The new GSIF program complements the existing Saluki Student Investment Fund (SSIF), a College of Business organization that provides undergraduate students with valuable portfolio management and investment research experience.
“We are building on a very successful tradition of providing our undergraduate students, and now our graduate students, with invaluable real-life management experience. We feel strongly that the SIU Foundation is our client. We run this like a real investment management firm and every decision we make is made with our client’s best interests in mind,” said Jason Greene, finance professor and SSIF/GSIF adviser.
The SSIF launched in June 2000 with $200,000 in SIU Foundation assets to manage, along with $25,000 donated by SIU alumni Carol and Omar Winter for the purpose of establishing a student-managed investment fund. About 30 students participate each year.
The undergraduate students achieved remarkable success, growing the initial investment to about $350,000. In 2011, the Foundation increased the portion of assets managed by SSIF to $1 million. The students have continued to make wise decisions and the fund now boasts about $1.26 million in assets, Greene said.
“Over the last ten years, we have outperformed 90 percent of professional managers in terms of growth of assets. The participating students have a faculty adviser and work with the SIU Foundation and the College of Business but the students themselves make all of the decisions and they have done very well,” Greene said.
Graduate students wanted to get involved as well, but the SSIF was chartered for undergraduates. A few graduate students were able to assist as consultants but wanted to further enhance their own experience, so several made a formal proposal to the Foundation that a new fund be set up for graduate students to manage. The Foundation accepted the proposal and recently established the GSIF with $500,000 in funds.
The two funds, both operating just as other external investment fund managers operate, will be distinctly different and separate, Greene said.
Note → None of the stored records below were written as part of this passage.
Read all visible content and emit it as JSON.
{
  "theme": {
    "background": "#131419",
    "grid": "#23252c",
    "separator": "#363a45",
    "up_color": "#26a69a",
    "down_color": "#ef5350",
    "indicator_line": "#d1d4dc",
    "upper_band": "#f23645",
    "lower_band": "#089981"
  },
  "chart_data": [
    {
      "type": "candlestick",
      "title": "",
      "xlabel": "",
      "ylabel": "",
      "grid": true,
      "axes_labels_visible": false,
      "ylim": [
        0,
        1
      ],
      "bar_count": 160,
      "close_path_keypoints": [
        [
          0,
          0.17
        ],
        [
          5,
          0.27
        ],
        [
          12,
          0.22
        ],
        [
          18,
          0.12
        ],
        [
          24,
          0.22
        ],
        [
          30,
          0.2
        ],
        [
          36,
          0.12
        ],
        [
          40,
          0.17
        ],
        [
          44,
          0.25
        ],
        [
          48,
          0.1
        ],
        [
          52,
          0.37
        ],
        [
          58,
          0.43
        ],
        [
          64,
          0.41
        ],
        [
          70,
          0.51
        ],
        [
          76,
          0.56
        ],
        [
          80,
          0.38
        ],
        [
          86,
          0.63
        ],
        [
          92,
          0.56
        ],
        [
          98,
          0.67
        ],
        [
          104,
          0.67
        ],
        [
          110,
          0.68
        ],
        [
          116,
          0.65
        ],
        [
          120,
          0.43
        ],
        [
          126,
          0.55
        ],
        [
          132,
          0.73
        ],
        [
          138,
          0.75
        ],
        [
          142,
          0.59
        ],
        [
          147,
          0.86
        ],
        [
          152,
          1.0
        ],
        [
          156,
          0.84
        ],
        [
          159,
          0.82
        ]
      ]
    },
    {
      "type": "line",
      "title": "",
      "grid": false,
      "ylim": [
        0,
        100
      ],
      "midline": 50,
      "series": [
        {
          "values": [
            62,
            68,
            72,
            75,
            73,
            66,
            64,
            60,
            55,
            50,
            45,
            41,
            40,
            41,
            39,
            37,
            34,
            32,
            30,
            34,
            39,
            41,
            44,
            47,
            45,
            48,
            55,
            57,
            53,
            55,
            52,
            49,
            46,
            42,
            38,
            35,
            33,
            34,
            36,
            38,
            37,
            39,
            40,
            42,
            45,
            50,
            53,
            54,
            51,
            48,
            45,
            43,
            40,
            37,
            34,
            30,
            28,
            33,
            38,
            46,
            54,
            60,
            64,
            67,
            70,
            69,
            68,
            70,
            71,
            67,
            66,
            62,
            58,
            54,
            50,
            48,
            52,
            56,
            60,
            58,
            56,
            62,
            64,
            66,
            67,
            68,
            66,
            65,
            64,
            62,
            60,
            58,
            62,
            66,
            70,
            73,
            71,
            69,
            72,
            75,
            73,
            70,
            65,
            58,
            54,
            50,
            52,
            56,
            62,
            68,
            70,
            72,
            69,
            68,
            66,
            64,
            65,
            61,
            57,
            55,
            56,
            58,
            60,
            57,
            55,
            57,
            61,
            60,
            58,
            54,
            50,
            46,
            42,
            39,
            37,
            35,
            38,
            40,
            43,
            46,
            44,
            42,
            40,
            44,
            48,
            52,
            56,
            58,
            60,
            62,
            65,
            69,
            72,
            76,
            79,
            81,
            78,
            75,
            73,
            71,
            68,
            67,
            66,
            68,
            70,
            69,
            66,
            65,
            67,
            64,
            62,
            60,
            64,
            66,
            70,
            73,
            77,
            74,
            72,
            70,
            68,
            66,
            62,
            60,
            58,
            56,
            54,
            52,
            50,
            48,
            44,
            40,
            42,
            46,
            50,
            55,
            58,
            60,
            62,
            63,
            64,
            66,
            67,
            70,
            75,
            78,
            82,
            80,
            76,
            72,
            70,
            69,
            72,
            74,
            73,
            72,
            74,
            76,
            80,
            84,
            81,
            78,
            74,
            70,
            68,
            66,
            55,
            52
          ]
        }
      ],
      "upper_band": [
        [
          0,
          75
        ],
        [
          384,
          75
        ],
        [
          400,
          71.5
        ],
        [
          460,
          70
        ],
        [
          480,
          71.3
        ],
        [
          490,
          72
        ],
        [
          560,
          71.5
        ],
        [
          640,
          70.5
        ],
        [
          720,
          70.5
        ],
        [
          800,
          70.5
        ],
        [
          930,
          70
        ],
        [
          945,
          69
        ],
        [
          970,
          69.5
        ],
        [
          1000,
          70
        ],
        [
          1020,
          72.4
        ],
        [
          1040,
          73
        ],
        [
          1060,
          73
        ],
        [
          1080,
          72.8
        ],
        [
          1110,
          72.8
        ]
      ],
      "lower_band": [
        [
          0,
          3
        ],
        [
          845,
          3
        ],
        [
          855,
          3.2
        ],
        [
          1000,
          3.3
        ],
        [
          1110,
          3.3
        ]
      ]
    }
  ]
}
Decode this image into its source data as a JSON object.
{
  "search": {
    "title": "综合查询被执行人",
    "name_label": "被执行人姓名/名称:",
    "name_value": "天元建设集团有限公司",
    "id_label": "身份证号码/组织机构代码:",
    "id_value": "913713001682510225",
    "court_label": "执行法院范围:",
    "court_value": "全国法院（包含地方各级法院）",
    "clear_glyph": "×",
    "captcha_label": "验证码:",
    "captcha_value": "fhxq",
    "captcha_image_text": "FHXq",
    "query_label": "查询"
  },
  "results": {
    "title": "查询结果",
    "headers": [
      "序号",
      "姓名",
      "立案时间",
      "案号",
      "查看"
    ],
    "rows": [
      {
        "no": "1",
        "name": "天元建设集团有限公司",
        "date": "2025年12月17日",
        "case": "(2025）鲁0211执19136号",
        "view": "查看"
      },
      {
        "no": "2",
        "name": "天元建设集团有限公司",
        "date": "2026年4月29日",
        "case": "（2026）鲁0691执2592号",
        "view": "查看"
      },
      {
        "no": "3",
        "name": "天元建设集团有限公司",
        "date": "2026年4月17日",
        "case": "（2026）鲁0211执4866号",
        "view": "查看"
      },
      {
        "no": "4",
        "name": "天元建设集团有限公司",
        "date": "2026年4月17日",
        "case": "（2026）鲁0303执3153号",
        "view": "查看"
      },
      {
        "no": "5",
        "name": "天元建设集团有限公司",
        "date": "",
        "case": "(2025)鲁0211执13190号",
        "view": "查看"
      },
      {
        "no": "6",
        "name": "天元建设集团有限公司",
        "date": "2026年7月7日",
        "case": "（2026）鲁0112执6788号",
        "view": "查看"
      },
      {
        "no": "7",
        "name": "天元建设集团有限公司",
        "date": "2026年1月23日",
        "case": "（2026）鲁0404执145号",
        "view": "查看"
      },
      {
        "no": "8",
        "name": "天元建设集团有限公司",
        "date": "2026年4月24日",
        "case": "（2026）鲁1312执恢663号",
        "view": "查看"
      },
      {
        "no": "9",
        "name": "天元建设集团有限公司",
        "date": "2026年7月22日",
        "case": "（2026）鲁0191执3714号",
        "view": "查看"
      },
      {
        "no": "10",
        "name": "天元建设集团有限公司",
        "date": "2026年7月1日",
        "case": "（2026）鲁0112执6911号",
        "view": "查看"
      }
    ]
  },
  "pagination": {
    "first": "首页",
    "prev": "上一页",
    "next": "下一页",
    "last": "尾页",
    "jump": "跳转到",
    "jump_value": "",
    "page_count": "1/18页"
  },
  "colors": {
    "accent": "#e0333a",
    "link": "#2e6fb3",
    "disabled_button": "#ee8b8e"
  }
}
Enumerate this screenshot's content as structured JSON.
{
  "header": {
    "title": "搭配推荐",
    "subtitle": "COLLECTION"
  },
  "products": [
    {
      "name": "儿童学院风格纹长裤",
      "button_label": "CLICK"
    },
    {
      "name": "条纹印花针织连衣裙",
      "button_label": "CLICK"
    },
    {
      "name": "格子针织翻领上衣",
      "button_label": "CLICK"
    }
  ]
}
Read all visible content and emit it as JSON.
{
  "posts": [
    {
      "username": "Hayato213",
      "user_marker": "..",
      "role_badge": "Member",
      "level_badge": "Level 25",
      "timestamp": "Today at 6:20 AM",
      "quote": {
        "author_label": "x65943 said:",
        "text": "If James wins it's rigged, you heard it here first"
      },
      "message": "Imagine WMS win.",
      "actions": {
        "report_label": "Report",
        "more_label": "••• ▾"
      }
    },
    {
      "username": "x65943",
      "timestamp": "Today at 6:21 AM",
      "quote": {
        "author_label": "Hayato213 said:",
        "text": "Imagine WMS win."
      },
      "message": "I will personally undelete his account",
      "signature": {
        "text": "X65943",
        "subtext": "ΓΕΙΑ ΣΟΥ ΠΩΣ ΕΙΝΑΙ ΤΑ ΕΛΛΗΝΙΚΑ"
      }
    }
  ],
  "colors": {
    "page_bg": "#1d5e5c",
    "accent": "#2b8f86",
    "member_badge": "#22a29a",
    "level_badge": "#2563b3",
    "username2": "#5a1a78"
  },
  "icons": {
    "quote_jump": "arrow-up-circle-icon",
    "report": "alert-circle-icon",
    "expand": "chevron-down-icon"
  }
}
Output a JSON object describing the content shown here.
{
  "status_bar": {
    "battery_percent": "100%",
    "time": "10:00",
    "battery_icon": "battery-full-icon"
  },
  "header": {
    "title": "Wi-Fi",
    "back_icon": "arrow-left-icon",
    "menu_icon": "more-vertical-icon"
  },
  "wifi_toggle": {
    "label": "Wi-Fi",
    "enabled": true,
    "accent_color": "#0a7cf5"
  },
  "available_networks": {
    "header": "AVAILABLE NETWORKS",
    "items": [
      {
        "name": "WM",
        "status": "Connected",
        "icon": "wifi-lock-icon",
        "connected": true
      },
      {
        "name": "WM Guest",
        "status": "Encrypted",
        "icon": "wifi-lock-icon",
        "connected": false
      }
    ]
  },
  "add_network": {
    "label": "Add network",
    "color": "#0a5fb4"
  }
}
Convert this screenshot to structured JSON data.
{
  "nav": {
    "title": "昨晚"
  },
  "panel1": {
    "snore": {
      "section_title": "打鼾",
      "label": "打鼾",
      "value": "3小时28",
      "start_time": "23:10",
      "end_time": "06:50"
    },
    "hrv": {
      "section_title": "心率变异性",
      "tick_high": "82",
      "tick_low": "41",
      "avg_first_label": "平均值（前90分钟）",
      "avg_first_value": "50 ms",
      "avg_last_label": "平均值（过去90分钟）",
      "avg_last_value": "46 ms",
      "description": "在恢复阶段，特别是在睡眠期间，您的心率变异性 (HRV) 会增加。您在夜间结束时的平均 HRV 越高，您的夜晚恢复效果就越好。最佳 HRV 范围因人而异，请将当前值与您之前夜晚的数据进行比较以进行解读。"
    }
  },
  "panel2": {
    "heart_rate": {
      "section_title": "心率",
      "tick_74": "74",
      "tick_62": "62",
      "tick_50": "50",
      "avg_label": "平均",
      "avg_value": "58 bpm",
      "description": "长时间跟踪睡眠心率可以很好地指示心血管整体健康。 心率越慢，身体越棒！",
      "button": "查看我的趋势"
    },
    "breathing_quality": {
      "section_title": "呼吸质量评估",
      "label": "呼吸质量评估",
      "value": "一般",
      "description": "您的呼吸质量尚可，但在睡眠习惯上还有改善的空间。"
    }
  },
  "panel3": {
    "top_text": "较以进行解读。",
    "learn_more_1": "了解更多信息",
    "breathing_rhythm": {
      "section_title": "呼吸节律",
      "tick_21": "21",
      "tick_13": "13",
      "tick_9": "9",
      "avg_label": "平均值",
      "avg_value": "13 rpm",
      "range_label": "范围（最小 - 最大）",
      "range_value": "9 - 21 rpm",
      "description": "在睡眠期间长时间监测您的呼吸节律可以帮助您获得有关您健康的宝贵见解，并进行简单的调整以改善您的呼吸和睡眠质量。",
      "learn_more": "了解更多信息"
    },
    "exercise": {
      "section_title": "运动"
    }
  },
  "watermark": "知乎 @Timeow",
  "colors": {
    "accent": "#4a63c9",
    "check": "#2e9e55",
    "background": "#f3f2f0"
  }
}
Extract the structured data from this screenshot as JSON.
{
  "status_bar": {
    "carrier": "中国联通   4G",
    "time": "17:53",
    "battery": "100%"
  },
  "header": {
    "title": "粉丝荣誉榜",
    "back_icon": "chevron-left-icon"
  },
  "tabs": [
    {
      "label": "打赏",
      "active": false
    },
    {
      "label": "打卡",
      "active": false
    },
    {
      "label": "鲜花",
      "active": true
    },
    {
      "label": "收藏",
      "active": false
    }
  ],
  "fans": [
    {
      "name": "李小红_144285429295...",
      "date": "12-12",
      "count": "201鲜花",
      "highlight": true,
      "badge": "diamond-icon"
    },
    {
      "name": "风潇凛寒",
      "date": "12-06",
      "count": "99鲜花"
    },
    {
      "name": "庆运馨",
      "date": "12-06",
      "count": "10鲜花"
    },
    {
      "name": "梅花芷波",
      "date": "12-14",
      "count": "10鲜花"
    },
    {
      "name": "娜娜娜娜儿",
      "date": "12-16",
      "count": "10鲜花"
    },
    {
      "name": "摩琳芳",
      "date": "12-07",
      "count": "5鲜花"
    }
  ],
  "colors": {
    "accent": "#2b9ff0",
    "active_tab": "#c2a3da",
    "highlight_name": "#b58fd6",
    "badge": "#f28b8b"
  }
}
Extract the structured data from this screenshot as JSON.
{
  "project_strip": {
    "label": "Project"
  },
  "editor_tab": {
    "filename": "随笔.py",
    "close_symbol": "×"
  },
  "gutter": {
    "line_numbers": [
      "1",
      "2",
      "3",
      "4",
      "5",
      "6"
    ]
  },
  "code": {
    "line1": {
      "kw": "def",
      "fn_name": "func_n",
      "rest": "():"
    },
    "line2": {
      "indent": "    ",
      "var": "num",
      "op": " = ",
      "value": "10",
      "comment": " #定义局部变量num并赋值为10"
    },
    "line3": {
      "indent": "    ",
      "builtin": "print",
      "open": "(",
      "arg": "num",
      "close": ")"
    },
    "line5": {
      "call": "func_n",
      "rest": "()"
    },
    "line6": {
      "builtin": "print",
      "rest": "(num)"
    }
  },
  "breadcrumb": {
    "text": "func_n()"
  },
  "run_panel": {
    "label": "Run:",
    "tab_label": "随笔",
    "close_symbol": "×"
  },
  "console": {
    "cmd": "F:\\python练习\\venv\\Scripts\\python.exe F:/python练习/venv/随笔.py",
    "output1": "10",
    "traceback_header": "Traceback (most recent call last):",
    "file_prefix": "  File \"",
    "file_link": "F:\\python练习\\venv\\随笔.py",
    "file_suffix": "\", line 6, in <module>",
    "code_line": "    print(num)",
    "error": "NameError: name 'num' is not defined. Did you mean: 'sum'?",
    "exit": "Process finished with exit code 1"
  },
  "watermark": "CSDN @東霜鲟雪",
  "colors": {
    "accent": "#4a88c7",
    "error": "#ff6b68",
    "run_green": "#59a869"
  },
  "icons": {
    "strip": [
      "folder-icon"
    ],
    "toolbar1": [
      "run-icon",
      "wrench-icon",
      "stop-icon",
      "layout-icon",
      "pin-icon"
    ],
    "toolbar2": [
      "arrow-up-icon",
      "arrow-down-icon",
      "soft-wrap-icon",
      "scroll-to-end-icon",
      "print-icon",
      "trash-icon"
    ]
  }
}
The SSIF handles the investments in the S&P MidCap 400, mid-sized publicly managed U.S. equities, while the GSIF will manage the investments in larger firms, the S&P 500. More than a dozen graduate students have already expressed interest in participating in the GSIF and it is just getting started.
“Each fund has a separate mandate and will operate distinctly but both give our students exceptional learning experiences,” Greene said. “They learn about fundamental business strategy, research and development, budgets and the viability of companies. They study and get to know the best companies within their indexes and have very engaging discussions about business strategy issues. And, they are growing the assets of the SIU Foundation in the process.”